Tomorrow is the first day of school for The Boy. It's time to get back into a routine and try to provide some kind of organization. So when approached to review The Sensory Child Gets Organized by Carolyn Dalgliesh, I jumped on the opportunity.
The book provides a clear sense of what a "sensory child" looks like and helps parents assess and understand how their child learns best. Through objective observation and journaling behaviors, parents can determine their child's learning preference: Visual, Auditory or Tactile.

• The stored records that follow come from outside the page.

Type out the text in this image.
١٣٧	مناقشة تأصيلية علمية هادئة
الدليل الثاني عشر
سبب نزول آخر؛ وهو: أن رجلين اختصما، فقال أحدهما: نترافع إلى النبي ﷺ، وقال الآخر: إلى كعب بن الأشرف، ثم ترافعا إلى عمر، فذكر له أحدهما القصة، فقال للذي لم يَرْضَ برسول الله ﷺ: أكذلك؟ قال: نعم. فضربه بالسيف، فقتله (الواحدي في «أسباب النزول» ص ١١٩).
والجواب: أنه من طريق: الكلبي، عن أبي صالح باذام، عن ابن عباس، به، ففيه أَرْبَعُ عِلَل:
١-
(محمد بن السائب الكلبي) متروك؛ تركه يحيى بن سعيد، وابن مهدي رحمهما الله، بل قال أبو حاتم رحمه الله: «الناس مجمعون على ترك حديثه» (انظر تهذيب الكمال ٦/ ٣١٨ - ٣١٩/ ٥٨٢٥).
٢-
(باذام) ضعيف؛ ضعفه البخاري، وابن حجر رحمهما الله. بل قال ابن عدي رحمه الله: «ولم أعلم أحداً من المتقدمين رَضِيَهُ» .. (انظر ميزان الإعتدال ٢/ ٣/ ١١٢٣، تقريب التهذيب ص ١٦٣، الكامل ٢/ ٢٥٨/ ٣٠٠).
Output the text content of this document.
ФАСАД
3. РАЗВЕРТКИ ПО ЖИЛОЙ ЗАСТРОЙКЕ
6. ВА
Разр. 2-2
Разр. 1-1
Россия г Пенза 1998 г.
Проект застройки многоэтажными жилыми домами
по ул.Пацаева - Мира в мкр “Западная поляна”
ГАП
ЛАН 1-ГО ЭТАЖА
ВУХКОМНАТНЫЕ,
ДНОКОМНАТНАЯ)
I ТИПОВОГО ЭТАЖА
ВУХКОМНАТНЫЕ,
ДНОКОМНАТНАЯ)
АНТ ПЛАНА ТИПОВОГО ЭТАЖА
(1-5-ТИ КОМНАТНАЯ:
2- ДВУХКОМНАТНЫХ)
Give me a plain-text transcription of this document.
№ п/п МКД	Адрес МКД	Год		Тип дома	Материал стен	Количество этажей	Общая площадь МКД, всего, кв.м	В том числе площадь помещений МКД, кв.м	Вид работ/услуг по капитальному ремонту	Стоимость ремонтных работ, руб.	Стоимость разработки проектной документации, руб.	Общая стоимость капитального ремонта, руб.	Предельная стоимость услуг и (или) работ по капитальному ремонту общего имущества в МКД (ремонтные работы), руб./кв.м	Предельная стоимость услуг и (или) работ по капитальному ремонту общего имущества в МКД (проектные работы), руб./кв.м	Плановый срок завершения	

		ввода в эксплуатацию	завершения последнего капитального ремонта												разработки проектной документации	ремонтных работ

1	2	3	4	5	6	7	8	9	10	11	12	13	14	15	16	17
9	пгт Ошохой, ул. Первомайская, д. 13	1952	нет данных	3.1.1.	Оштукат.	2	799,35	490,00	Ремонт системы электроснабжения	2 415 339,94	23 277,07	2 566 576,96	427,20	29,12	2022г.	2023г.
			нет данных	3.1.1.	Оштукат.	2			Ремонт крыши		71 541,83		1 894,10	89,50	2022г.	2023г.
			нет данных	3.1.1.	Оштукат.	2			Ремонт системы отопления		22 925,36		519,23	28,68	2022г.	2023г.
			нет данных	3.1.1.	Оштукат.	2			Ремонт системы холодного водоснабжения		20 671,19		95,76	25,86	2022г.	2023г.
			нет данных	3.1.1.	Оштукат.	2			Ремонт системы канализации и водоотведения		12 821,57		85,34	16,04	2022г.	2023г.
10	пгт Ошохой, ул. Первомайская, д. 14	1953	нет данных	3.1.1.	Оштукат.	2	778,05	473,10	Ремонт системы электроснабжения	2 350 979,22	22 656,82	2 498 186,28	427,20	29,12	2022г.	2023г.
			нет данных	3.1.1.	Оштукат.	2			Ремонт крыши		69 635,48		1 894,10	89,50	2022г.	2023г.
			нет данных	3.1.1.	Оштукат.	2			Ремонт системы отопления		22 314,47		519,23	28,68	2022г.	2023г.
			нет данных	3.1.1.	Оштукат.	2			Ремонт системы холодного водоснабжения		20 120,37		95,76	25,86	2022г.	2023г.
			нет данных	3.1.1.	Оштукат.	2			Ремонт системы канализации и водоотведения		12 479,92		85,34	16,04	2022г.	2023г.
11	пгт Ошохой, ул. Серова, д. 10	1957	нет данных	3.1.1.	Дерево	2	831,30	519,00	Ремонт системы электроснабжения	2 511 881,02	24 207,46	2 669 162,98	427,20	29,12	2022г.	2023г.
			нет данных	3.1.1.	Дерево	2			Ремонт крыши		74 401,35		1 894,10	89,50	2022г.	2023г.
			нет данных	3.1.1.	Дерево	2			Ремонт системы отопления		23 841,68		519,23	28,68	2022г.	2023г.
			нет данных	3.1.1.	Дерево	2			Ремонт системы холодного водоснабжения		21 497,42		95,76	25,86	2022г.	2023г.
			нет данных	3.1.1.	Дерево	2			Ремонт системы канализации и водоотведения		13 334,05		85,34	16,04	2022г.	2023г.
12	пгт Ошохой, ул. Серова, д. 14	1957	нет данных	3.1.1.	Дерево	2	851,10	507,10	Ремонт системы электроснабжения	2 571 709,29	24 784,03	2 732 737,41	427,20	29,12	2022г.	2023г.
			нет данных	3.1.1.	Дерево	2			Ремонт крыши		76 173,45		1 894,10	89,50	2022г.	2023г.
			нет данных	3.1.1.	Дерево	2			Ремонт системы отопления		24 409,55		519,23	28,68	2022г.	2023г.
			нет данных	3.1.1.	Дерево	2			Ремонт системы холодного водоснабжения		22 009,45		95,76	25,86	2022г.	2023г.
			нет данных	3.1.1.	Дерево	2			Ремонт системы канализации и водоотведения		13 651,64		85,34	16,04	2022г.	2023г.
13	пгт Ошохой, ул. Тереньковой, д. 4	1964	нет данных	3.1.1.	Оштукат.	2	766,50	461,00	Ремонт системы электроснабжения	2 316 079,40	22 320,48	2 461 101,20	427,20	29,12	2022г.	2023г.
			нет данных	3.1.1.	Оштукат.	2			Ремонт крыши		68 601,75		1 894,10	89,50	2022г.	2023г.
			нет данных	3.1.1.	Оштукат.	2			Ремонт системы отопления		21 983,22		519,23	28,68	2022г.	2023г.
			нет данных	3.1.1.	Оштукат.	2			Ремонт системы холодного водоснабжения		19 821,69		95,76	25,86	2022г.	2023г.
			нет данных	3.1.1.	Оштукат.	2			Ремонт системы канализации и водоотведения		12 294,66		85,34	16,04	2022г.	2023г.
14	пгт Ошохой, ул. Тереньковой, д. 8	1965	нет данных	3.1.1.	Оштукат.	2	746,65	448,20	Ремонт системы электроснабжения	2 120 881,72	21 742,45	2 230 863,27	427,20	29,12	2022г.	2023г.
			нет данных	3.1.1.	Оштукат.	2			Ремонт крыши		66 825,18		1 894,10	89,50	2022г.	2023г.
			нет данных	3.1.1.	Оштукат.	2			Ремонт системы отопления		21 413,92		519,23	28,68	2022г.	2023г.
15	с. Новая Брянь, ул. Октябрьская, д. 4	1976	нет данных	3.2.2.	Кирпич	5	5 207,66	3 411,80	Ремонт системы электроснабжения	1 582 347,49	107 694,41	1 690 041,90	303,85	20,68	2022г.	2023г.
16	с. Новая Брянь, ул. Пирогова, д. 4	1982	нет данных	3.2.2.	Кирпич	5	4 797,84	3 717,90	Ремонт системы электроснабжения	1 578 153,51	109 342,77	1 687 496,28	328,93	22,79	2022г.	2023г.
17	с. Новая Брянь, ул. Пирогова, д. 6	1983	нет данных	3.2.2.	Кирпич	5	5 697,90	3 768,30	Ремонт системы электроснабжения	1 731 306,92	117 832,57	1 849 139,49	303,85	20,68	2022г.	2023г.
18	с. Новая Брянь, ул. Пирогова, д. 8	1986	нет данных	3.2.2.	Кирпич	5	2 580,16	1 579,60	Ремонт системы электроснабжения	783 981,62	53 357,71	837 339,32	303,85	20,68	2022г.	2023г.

Once a parent understands their child's learning style, organization can begin. Dalgliesh breaks down how to design a room based on your child. She encourages parents to let go of the "specific vision of how our child's room should look based on a magazine picture" and to create a room tailored to meet the child's specific needs.
The section on "Sensory Organizing and Storage Systems for the Bedroom" was especially helpful. I've written how I've organized The Boy's room but it needs to be maintained and obviously there's always room for improvement.
The other chapter that will be useful for us is "Connect with Your Child." In this section, Dalgliesh shares tips on creating structure and routines in the home. This is something that we constantly struggle with. Before I was a mom, I didn't follow a routine - it's just hard for me and even harder for The Husband. However, I've learned that The Boy thrives on structure. And we need to do a better job of providing it for him. (I think many parents will benefit from The Homework Plan.)
What I really love about this book is that it goes beyond organization within the home. The last chapters of The Sensory Child Gets Organized focus on helping your sensory child tackle the great wide world.
The Sensory Child Gets Organized is an excellent resource for parents and provides real solutions and suggestions that any family can follow.
About Carolyn Dalgliesh: Carolyn founded Systems for Sensory Kids, LLC, a leading edge organizing model that bridges the gap between clinical support and practical in-home solutions for rigid, anxious, and distracted kids. In addition to her sensory organizing work with families, she has published numerous articles and presents regularly at conferences for parents, caregivers, and educators.
The Sensory Child Gets Organized is available on paperback and Kindle.
Disclaimer: I was provided with a complimentary copy of The Sensory Child Gets Organized for review purposes. The opinions expressed are my own and have not been influenced in any way.